Я лукавила. Все же планировала выйти завтра, выбраться на улицу из своего уютного убежища. Но почему-то не захотела говорить об этом Женевьев. Наверное, потому, что чувствовала: сестра будет меня отговаривать. Скажет, что сто раз делала это, пробовала, искала материалы, но все равно не смогла найти ответ. Но то она, а это я. Нужно наведаться в городской архив и покопаться в местных легендах. Вдруг получится найти если не ответ, то хотя бы намек на то, как снять проклятье. Пусть у других ничего из этих попыток и не вышло.
Женевьев убежала, только убедившись, что я съела всю приготовленную еду. А я осталась одна. Лишь мурчащий Пэрсик скрашивал одиночество. Я никогда не стремилась в толпу. Мне хорошо было в компании с самой собой. Но сегодня стало страшно. Ведь именно такую жизнь мне приготовил ледяной. Это сейчас, когда мне едва исполнилось двадцать, тихие вечера в одиночестве кажутся чем-то экзотичным, поэтому радуют. Но если провести так пять, десять, пятнадцать лет? Когда неизменен каждый день и в жизни меняются только коты. Это страшно. Без возможности встретить свою любовь, завести детей. Без возможности нормально работать, так как работа – это встречи с людьми, с другими мужчинами, а каждый неверный шаг может повлечь его гнев. Как быстро Ран наиграется мной? И что сделает потом? Отпустит или убьет? Женевьев он позволил завести семью, но даже сестру не выпустил из города, хотя она и не виновата в его беде. Что же ждет меня?

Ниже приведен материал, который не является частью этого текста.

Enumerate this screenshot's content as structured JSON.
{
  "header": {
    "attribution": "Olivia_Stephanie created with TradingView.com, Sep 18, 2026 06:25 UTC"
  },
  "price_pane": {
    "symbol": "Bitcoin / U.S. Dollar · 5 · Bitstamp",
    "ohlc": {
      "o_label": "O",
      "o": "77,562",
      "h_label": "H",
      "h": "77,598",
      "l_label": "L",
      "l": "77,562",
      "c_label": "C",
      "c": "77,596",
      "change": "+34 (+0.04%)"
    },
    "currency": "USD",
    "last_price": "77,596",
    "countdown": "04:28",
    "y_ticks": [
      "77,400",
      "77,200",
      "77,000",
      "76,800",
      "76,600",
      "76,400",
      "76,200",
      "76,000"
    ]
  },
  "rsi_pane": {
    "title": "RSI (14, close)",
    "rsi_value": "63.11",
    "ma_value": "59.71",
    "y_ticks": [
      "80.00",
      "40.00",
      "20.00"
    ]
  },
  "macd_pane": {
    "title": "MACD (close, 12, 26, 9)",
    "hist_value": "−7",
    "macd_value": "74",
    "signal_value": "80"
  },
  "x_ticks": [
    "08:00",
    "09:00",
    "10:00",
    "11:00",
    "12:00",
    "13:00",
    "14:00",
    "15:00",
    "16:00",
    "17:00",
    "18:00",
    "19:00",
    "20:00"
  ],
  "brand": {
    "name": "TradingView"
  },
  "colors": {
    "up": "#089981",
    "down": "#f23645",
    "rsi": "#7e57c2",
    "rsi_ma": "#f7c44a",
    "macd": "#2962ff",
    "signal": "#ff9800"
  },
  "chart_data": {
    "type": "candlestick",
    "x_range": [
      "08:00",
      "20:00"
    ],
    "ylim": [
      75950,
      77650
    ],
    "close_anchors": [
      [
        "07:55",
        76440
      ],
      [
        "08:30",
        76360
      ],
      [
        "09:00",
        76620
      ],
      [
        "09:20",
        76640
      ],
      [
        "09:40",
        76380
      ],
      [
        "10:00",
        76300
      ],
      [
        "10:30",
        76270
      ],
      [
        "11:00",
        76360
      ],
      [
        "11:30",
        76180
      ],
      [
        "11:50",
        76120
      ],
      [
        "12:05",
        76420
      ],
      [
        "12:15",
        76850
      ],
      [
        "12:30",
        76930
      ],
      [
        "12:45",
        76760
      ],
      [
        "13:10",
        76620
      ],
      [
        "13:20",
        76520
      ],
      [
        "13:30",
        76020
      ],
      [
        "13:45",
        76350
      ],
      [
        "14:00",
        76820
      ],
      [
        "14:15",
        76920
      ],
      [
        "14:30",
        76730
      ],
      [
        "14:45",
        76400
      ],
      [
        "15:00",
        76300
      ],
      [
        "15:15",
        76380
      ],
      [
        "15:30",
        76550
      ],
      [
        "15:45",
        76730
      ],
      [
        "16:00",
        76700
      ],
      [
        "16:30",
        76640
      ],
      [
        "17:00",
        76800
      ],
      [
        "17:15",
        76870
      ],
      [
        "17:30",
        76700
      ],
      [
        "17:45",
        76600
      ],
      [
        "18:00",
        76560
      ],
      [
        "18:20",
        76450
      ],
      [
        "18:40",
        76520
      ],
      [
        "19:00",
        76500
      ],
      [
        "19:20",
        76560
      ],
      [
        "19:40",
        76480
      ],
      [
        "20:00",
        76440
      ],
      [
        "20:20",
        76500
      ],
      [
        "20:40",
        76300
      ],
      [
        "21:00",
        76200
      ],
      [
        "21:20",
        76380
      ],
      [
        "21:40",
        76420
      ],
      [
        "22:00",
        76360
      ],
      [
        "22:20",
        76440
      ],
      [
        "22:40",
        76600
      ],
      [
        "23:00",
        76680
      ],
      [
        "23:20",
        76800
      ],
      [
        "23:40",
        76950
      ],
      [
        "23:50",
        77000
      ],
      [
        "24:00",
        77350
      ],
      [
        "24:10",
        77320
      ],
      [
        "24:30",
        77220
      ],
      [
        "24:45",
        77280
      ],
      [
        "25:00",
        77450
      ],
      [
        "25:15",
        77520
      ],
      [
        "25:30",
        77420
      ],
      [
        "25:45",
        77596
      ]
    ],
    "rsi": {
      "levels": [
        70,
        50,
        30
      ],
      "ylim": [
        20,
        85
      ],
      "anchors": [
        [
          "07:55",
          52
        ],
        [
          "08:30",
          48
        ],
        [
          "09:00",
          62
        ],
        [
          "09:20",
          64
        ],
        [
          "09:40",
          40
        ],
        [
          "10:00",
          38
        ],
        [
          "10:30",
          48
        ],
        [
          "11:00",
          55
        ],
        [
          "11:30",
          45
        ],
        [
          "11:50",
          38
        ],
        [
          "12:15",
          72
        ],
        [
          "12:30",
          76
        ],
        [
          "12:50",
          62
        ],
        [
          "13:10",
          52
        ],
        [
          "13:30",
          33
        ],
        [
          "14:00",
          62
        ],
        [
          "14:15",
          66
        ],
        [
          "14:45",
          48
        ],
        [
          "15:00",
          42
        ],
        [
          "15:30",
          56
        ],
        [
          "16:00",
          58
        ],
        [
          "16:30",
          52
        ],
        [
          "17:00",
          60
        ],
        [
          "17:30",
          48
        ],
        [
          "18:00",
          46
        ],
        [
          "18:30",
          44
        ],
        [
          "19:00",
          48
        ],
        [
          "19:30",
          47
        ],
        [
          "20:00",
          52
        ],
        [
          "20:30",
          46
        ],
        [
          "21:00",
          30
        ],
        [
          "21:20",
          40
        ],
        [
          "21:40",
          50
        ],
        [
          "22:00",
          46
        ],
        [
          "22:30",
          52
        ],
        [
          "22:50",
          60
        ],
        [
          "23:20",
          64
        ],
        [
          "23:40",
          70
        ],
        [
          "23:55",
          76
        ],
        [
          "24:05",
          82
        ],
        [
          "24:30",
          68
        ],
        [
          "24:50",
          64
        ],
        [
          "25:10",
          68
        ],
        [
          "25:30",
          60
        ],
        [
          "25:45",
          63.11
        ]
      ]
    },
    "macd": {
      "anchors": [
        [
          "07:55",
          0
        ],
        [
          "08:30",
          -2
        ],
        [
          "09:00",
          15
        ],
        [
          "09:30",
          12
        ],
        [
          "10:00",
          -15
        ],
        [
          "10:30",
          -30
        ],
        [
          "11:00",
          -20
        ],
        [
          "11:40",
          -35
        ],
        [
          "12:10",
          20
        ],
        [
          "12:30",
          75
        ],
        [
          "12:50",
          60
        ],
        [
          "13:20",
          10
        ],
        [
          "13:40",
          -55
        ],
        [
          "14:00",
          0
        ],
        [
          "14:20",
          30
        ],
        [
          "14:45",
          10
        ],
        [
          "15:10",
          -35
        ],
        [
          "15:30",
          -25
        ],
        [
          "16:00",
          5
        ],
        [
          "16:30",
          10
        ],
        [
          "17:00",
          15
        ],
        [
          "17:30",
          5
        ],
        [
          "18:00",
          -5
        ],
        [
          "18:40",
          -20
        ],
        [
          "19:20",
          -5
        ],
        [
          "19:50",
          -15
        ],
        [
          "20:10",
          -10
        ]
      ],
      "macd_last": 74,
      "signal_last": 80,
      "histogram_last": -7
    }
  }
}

Не уверена, что хочу знать ответ на этот вопрос.
Правда, на следующий день я так и не смогла выбраться на улицу. Просто не рискнула. За ночь температура упала до критических отметок, стало так холодно, что окна покрылись белым снежным налетом. Отопление не справлялось, вода не текла из крана, так как водопровод замерз, и город погрузился в снежное пугающее безмолвие.
Единственное, что я смогла сделать, – это одеться потеплее и спуститься в булочную, что находилась на первом этаже дома. Ужин, который накануне принесла Женевьев, уже переварился, а морковь все еще не вызывала слюноотделения. Пришлось выйти за булками. От подъезда до входа в лавку было всего несколько метров, но я думала, что меня убьет мороз.
– Берите больше, – посоветовала девушка, которая куталась в необъятную шубу.
– Да мне хватит, – растерянно отозвалась я. В корзинке для покупок лежали несколько пирогов, рогалики и парочка сдобных булочек.
– Вы, наверное, у нас недавно. На улице такой холод! Неизвестно, когда отогреют водопровод, непонятно, какая погода будет завтра. Такие морозы могут парализовать жизнь даже на неделю, тогда не будет свежей сдобы. Да мы и не откроемся. Я еле добежала, так мне тут и идти всего ничего.
Об этом я и правда не подумала. Поэтому послушалась продавщицу и взяла почти недельный запас выпечки. Конечно, жить на булках я не любила, но не представляла, как можно выбраться в такую погоду хоть куда-то. И ароматно пахнущие булки – однозначно лучше, чем морковь.
Через три дня погода не улучшилась, хотя люди начали постепенно адаптироваться к новым условиям. Через сутки мощнейшими заклятиями отогрели трубы, и в домах снова появилась горячая вода. Через два дня я сходила на другую сторону улицы, потому что закончился корм для Пэрсика, заодно заглянула на обед к Женевьев и пообщалась с Китти, а через три дня поняла: от булок меня мутит, нужно идти за нормальной едой. А заодно в архив. От четырех стен я медленно начала сходить с ума.
По улице, так же, как и я, перебежками, сновали люди. Они жили. Ходили на работу, за покупками. Пытались не замерзнуть в этом проклятом месте. То тут, то там я слышала ругань. Не в сторону ледяного, а в сторону того, что его разозлило.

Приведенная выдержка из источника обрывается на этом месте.